This article focuses on covariance estimation for multi-study data. Popular approaches employ factor-analytic terms with shared and study-specific loadings that decompose the variance into (i) a shared low-rank component, (ii) study-specific low-rank components, and (iii) a diagonal term capturing idiosyncratic variability. Our proposed methodology estimates the latent factors via spectral decompositions, with a novel approach for separating shared and specific factors, and infers the factor loadings and residual variances via surrogate Bayesian regressions. The resulting posterior has a simple product form across outcomes, bypassing the need for Markov chain Monte Carlo sampling and facilitating parallelization. The proposed methodology has major advantages over current Bayesian competitors in terms of computational speed, scalability and stability while also having strong frequentist guarantees. The theory and methods also add to the rich literature on frequentist methods for factor models with shared and group-specific components of variation. The approximation error decreases as the sample size and the data dimension diverge, formalizing a blessing of dimensionality. We show favorable asymptotic properties, including central limit theorems for point estimators and posterior contraction, and excellent empirical performance in simulations. The methods are applied to integrate three studies on gene associations among immune cells.

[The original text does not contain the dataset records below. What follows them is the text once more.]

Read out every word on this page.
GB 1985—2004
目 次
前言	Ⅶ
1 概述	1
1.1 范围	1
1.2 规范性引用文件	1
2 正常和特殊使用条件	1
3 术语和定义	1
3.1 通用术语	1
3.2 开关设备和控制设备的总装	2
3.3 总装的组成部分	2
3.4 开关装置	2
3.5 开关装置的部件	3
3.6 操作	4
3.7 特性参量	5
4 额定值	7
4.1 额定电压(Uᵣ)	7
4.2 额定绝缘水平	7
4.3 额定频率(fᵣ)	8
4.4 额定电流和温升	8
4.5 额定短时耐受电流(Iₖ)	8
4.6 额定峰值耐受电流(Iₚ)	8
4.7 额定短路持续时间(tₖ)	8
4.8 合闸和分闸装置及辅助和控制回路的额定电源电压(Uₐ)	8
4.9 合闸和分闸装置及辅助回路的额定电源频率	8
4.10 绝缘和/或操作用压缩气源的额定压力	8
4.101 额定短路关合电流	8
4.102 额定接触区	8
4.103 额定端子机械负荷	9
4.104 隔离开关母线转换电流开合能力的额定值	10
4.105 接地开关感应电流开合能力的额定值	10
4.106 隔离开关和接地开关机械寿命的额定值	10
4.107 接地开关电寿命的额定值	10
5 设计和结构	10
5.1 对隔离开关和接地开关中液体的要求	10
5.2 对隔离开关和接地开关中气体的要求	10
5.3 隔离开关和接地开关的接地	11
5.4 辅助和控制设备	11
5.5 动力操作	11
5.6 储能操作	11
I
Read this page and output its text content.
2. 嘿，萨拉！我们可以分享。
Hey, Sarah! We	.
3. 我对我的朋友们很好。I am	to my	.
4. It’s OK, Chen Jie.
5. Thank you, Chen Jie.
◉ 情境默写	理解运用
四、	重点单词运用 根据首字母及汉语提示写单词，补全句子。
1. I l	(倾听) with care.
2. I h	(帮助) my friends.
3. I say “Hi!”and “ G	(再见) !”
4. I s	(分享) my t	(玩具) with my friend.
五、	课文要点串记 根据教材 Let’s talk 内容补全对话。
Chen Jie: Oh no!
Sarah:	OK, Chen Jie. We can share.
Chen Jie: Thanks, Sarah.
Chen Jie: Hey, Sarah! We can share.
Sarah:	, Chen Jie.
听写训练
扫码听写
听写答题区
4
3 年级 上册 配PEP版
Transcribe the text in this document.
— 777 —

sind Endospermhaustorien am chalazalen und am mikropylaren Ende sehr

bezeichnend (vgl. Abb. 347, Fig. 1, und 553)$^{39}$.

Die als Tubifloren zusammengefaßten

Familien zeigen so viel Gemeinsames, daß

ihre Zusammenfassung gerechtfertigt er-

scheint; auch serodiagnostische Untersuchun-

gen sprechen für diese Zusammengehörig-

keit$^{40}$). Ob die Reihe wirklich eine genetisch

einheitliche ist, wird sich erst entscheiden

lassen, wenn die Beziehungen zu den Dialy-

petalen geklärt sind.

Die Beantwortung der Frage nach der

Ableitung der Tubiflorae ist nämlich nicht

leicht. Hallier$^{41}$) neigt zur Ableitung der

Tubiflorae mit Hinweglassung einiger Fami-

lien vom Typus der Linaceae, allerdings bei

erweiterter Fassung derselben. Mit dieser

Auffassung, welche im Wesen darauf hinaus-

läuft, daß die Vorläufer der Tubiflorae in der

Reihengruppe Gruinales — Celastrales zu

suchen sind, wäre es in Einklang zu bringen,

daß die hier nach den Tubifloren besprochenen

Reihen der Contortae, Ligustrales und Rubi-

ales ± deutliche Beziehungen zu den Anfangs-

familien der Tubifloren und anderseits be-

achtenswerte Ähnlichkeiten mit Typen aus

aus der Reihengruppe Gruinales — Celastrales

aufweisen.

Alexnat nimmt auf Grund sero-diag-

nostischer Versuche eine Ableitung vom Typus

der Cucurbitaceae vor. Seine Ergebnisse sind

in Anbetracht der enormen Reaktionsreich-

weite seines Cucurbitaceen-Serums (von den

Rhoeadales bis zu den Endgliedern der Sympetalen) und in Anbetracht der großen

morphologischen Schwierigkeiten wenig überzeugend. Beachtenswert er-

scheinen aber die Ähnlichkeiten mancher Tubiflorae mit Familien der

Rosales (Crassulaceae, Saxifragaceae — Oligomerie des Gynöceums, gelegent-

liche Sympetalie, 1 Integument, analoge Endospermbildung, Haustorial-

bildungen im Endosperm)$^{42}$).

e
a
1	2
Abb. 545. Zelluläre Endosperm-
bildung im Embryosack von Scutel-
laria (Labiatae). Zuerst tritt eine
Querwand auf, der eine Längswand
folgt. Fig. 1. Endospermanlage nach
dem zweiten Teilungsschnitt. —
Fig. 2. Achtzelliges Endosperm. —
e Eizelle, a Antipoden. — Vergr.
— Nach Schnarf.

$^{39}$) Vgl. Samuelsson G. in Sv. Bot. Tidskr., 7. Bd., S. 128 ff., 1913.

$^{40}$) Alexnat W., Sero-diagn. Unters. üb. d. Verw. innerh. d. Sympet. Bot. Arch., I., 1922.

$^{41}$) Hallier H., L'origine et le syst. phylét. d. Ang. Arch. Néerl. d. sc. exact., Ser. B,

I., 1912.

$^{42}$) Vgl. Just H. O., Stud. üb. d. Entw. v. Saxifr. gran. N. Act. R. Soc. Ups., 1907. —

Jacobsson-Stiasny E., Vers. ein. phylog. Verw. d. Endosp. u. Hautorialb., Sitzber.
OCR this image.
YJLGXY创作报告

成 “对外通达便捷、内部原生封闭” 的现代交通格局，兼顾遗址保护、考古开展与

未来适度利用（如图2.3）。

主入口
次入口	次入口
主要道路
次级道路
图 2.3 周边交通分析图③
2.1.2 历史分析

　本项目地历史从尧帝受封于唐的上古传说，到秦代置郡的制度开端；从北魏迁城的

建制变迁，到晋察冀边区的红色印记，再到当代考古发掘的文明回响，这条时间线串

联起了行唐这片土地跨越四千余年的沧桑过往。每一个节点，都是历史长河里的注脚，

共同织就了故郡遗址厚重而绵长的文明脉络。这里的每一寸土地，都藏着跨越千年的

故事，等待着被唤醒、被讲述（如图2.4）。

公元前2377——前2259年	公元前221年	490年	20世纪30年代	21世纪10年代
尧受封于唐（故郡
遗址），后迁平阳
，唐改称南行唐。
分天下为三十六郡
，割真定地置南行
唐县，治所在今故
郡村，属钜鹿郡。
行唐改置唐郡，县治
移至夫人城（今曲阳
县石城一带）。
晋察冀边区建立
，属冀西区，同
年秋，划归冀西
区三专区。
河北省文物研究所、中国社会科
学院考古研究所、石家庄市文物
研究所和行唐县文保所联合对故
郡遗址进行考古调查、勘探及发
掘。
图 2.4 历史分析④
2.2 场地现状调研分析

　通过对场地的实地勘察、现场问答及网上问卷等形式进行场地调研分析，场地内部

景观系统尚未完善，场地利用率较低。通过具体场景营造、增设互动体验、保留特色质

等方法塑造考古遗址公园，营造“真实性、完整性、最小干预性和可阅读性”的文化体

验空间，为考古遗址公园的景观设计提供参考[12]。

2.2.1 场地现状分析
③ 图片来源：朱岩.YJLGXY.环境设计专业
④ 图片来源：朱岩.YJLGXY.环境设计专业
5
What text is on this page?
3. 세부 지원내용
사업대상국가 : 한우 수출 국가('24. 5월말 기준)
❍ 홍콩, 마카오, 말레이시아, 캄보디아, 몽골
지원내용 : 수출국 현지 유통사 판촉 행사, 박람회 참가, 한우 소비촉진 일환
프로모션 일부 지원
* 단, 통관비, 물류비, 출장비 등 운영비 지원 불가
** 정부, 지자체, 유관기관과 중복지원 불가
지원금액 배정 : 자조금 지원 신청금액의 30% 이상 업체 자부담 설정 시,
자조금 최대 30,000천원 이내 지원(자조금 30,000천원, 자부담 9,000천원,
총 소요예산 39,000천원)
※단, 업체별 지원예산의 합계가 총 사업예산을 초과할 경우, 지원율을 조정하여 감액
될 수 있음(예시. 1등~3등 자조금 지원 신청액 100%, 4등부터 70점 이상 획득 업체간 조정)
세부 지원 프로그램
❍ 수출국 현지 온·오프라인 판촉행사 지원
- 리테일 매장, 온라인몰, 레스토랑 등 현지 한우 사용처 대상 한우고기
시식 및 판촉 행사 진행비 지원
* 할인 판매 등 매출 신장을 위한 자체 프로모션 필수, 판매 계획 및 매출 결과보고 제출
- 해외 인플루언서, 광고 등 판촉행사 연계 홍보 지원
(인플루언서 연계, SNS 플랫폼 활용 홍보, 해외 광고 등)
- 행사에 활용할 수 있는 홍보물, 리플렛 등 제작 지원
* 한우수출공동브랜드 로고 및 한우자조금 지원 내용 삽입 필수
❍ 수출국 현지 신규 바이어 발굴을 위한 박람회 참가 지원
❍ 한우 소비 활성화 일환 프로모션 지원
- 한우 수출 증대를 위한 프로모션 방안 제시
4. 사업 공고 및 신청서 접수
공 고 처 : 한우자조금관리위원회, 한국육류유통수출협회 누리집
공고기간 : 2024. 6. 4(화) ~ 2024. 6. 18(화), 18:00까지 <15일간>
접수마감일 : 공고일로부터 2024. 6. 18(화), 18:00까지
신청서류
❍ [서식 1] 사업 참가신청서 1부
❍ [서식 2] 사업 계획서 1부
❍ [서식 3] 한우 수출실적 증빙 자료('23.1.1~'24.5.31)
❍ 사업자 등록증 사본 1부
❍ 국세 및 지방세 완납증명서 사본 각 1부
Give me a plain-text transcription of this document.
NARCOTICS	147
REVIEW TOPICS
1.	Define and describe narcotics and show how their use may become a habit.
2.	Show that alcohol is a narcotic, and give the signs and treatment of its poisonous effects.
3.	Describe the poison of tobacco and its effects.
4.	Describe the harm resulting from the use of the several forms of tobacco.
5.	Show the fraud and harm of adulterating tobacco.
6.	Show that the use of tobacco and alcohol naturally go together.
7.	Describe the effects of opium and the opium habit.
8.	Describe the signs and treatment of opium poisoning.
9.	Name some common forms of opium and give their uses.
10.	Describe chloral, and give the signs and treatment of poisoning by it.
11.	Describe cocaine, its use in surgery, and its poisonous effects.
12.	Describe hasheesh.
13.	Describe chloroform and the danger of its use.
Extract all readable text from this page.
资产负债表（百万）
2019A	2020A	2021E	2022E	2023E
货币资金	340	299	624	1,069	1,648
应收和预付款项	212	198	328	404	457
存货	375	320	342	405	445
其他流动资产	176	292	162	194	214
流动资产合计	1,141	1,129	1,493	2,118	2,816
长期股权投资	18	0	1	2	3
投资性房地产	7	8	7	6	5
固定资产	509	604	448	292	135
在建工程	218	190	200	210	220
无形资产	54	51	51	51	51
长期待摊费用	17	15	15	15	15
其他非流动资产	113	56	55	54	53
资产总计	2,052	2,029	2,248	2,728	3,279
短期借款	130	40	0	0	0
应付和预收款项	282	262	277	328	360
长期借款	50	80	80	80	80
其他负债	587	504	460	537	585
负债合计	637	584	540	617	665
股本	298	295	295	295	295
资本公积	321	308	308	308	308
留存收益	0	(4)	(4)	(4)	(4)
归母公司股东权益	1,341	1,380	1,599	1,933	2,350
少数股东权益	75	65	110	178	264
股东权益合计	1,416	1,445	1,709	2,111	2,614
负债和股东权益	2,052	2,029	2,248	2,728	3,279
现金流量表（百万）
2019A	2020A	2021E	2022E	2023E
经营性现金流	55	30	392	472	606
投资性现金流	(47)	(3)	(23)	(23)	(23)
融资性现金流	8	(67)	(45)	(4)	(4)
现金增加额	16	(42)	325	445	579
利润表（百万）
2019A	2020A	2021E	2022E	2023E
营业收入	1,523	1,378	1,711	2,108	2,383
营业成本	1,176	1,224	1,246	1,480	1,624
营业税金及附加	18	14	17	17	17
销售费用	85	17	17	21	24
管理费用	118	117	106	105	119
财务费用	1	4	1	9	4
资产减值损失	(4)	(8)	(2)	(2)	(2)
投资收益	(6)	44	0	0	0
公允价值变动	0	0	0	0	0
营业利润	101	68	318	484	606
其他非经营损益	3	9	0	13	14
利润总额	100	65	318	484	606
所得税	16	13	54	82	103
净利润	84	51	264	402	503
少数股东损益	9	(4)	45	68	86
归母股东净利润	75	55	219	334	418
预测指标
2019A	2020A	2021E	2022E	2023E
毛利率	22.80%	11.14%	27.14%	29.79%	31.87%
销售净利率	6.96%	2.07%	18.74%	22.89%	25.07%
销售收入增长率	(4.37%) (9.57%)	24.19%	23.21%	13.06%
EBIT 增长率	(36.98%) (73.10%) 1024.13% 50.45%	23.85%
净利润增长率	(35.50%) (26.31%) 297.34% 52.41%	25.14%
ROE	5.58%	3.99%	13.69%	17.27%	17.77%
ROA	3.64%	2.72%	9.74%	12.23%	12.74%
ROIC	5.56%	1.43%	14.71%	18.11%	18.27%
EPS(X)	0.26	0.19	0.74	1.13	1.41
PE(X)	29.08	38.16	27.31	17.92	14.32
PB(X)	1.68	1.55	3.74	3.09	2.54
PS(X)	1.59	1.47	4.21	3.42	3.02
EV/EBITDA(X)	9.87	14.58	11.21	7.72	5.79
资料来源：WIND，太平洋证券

翻译：本文聚焦于多研究数据的协方差估计。主流方法采用具有共享载荷和研究特定载荷的因子分析项，将方差分解为：(i) 共享低秩分量，(ii) 研究特定低秩分量，以及 (iii) 捕捉特异变异性的对角项。我们提出的方法通过谱分解估计潜在因子，采用一种新颖的方法分离共享因子和特定因子，并通过替代贝叶斯回归推断因子载荷与残差方差。所得后验分布具有跨结果的简单乘积形式，绕过了马尔可夫链蒙特卡罗采样的需要，便于并行化。所提方法在计算速度、可扩展性和稳定性方面相较于现有贝叶斯竞争方法具有显著优势，同时具备强大的频率学派保证。该理论与方法也丰富了关于具有共享和组别特定变异分量的因子模型的频率学派方法文献。近似误差随样本量和数据维度的发散而减小，形式化地体现了“维度祝福”。我们展示了良好的渐近性质，包括点估计量的中心极限定理和后验收缩，以及在仿真中优异的实证性能。该方法被应用于整合三项关于免疫细胞间基因关联的研究。